Joseph Adelson is professor of psychology at the University of Michigan and editor of the ''Handbook of Adolescent Psychology.'' ''seven domestics'' to supervise) in a Manhattan milieu strikingly reminiscent of that occupied by the James family; hence he was never constrained by economic anxiety. One also senses that he developed a strong inner confidence in being deeply cared for by an indulgent father and fussed at and over by a brisk and perhaps overattentive mother. That confidence might also have been responsible for the intellectual risk-taking we see throughout his career. The career did not evolve. It was marked by disjunctions and epiphanies, by fortuitous encounters that led to radical shifts of interest - e.g., his meeting with Carl Jung, which left Dr. Murray transformed; or his being asked by the ship's surgeon on a trans-Atlantic voyage to assist at an emergency operation, which led to a discussion of Melville and in turn to Dr. Murray's passionate absorption in that author's work.

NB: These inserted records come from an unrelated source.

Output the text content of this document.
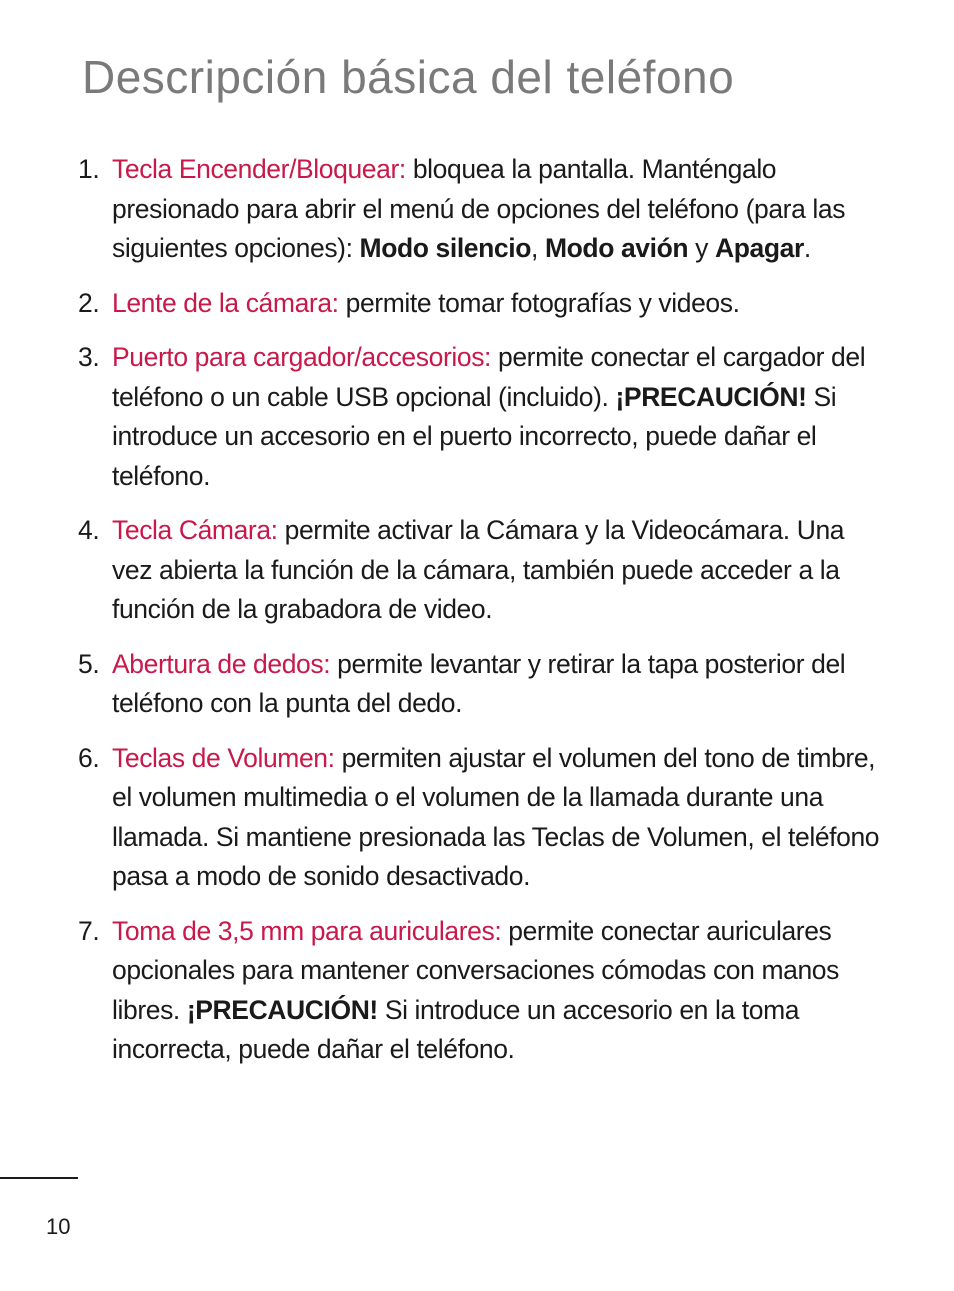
Descripción básica del teléfono
1. Tecla Encender/Bloquear: bloquea la pantalla. Manténgalo presionado para abrir el menú de opciones del teléfono (para las siguientes opciones): Modo silencio, Modo avión y Apagar.
2. Lente de la cámara: permite tomar fotografías y videos.
3. Puerto para cargador/accesorios: permite conectar el cargador del teléfono o un cable USB opcional (incluido). ¡PRECAUCIÓN! Si introduce un accesorio en el puerto incorrecto, puede dañar el teléfono.
4. Tecla Cámara: permite activar la Cámara y la Videocámara. Una vez abierta la función de la cámara, también puede acceder a la función de la grabadora de video.
5. Abertura de dedos: permite levantar y retirar la tapa posterior del teléfono con la punta del dedo.
6. Teclas de Volumen: permiten ajustar el volumen del tono de timbre, el volumen multimedia o el volumen de la llamada durante una llamada. Si mantiene presionada las Teclas de Volumen, el teléfono pasa a modo de sonido desactivado.
7. Toma de 3,5 mm para auriculares: permite conectar auriculares opcionales para mantener conversaciones cómodas con manos libres. ¡PRECAUCIÓN! Si introduce un accesorio en la toma incorrecta, puede dañar el teléfono.
10
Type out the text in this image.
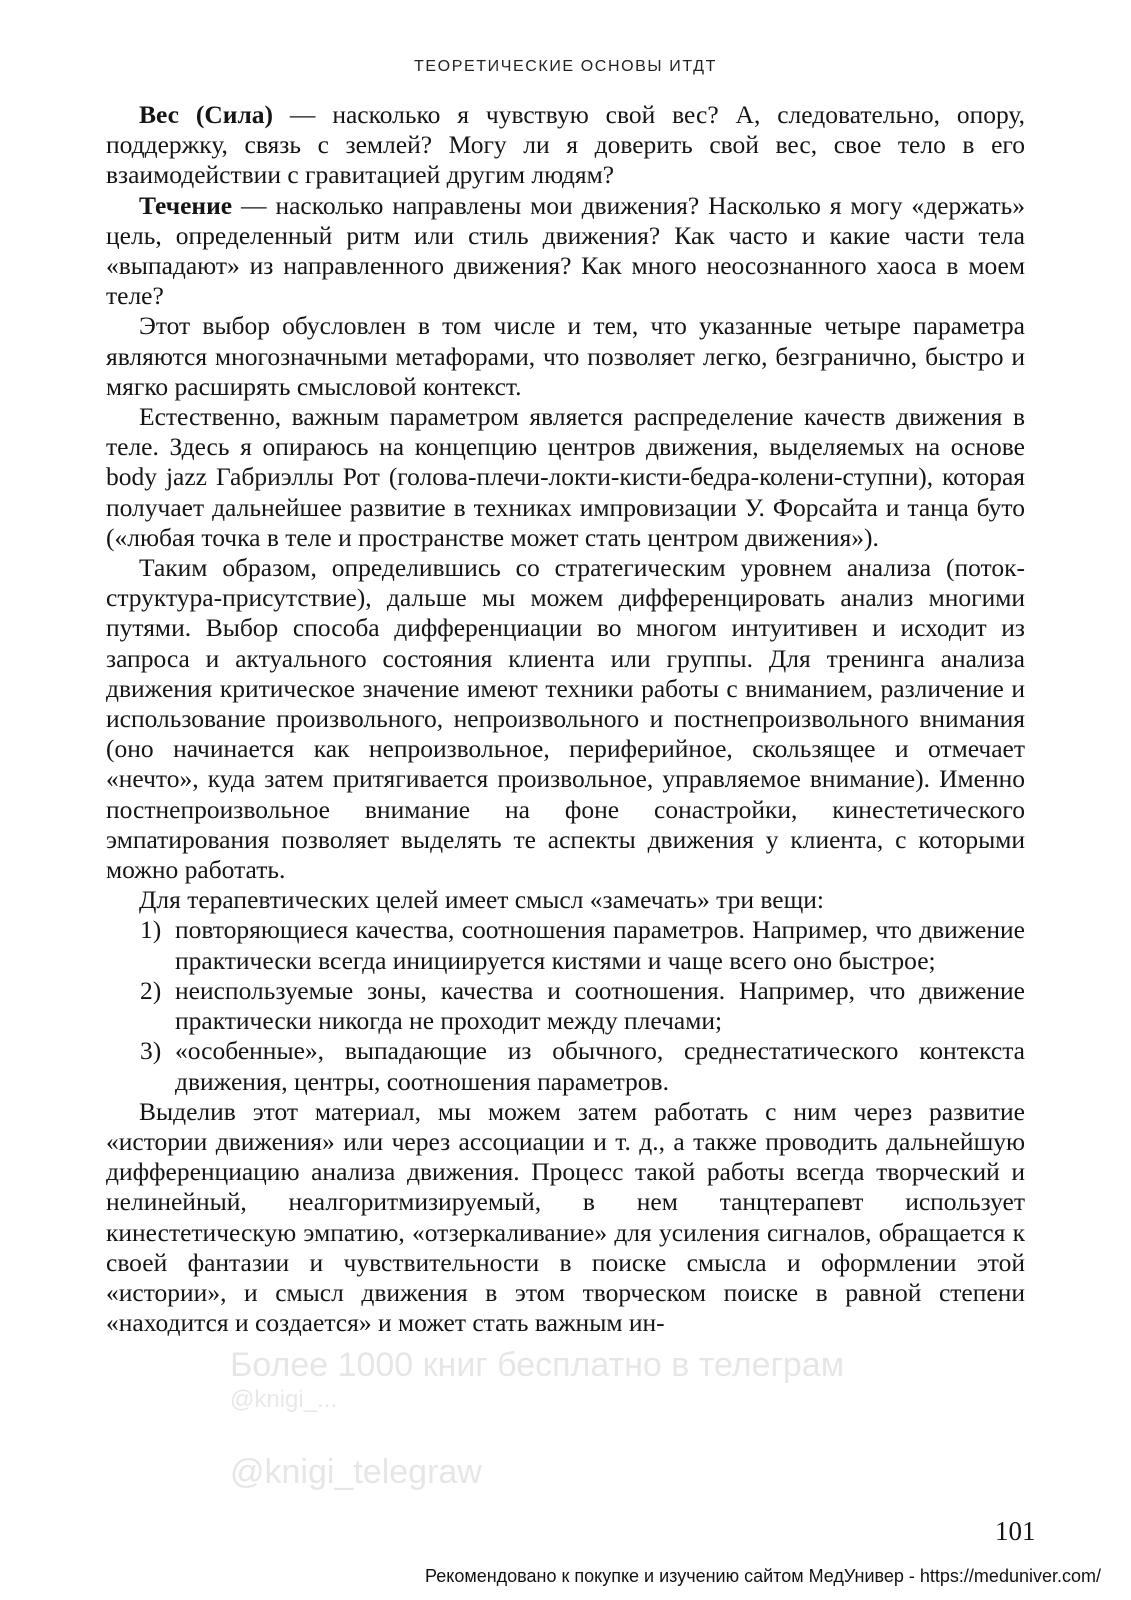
ТЕОРЕТИЧЕСКИЕ ОСНОВЫ ИТДТ

Вес (Сила) — насколько я чувствую свой вес? А, следовательно, опору, поддержку, связь с землей? Могу ли я доверить свой вес, свое тело в его взаимодействии с гравитацией другим людям?

Течение — насколько направлены мои движения? Насколько я могу «держать» цель, определенный ритм или стиль движения? Как часто и какие части тела «выпадают» из направленного движения? Как много неосознанного хаоса в моем теле?

Этот выбор обусловлен в том числе и тем, что указанные четыре параметра являются многозначными метафорами, что позволяет легко, безгранично, быстро и мягко расширять смысловой контекст.

Естественно, важным параметром является распределение качеств движения в теле. Здесь я опираюсь на концепцию центров движения, выделяемых на основе body jazz Габриэллы Рот (голова-плечи-локти-кисти-бедра-колени-ступни), которая получает дальнейшее развитие в техниках импровизации У. Форсайта и танца буто («любая точка в теле и пространстве может стать центром движения»).

Таким образом, определившись со стратегическим уровнем анализа (поток-структура-присутствие), дальше мы можем дифференцировать анализ многими путями. Выбор способа дифференциации во многом интуитивен и исходит из запроса и актуального состояния клиента или группы. Для тренинга анализа движения критическое значение имеют техники работы с вниманием, различение и использование произвольного, непроизвольного и постнепроизвольного внимания (оно начинается как непроизвольное, периферийное, скользящее и отмечает «нечто», куда затем притягивается произвольное, управляемое внимание). Именно постнепроизвольное внимание на фоне сонастройки, кинестетического эмпатирования позволяет выделять те аспекты движения у клиента, с которыми можно работать.

Для терапевтических целей имеет смысл «замечать» три вещи:

1) повторяющиеся качества, соотношения параметров. Например, что движение практически всегда инициируется кистями и чаще всего оно быстрое;
2) неиспользуемые зоны, качества и соотношения. Например, что движение практически никогда не проходит между плечами;
3) «особенные», выпадающие из обычного, среднестатического контекста движения, центры, соотношения параметров.

Выделив этот материал, мы можем затем работать с ним через развитие «истории движения» или через ассоциации и т. д., а также проводить дальнейшую дифференциацию анализа движения. Процесс такой работы всегда творческий и нелинейный, неалгоритмизируемый, в нем танцтерапевт использует кинестетическую эмпатию, «отзеркаливание» для усиления сигналов, обращается к своей фантазии и чувствительности в поиске смысла и оформлении этой «истории», и смысл движения в этом творческом поиске в равной степени «находится и создается» и может стать важным ин-

Более 1000 книг бесплатно в телеграм
@knigi_...
@knigi_telegraw
101
Рекомендовано к покупке и изучению сайтом МедУнивер - https://meduniver.com/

We soon become so entranced by the Murray personality and career that we lose sight of the occasion -this excellent collection of his writings, intelligently selected and introduced by Edwin Shneidman, one of Dr. Murray's most distinguished students and a celebrated scholar of suicide. ''Endeavors in Psychology'' includes all of Dr.Murray's best-known papers and beyond that provides a representative sampling of the scope of his writing, no easy task in view of his remarkable range. Among much else we are given the following: his biographical-cum-critical articles on Melville, some brilliant polemics against sectarianism in psychology, two charming and revealing autobiographical essays, examples of his pioneering work in personality assessment, and the seminal writings designed to develop a theoretical framework for a psychology of personality.

Not since William James has there been an American psychologist so versatile, nor has anyone else written with equal verve and boldness. Who else but Dr. Murray could have prepared an address for the American Psychological Association entitled ''The Personality and Career of Satan'' - an address ranging in tone and topic from the teasing of the audience for its ''immaculate Scientism'' to a bravura display of erudition in biblical studies, church history, medieval philosophy and almost everything else under the sun (and moon). That address strikes me as quintessentially Murrayan in its display of the grand and good-natured impudence that has marked his public career: drawing upon profound humanistic learning for the sake of American psychologists, who are as a group not noted for hu manistic attainment; talking about theology to an audience relentlessly secular in its outlook; and treating the question of evil before listeners whose sensibility is deeply though unconsciously anti-Manichean.

And in choosing to discuss Satan, the archetypical figure of rebelliousness, Dr. Murray is also telling us something about himself and his place in the history of psychology. He has devoted much of his career to creative opposition against the mindless positivism that academic psychology can never quite seem to disavow once and for all, and, in that respect, for psychoanalysis; and yet also against psychoanalysis for its insularity and reductiveness. From the first, Dr. Murray's ambition has been to devise a psychology of personality open to the many domains of knowledge that can clarify the human condition - psycholanalysis, the biological sciences, anthropology, literature and the humanities. I think that struggle - so bitterly fought during the 1930's - is now largely won; it is hard to imagine our slipping back into ''immaculate Scientism.'' That such an idea did not triumph we owe in no small measure to the example and practice and preaching of Henry Murray.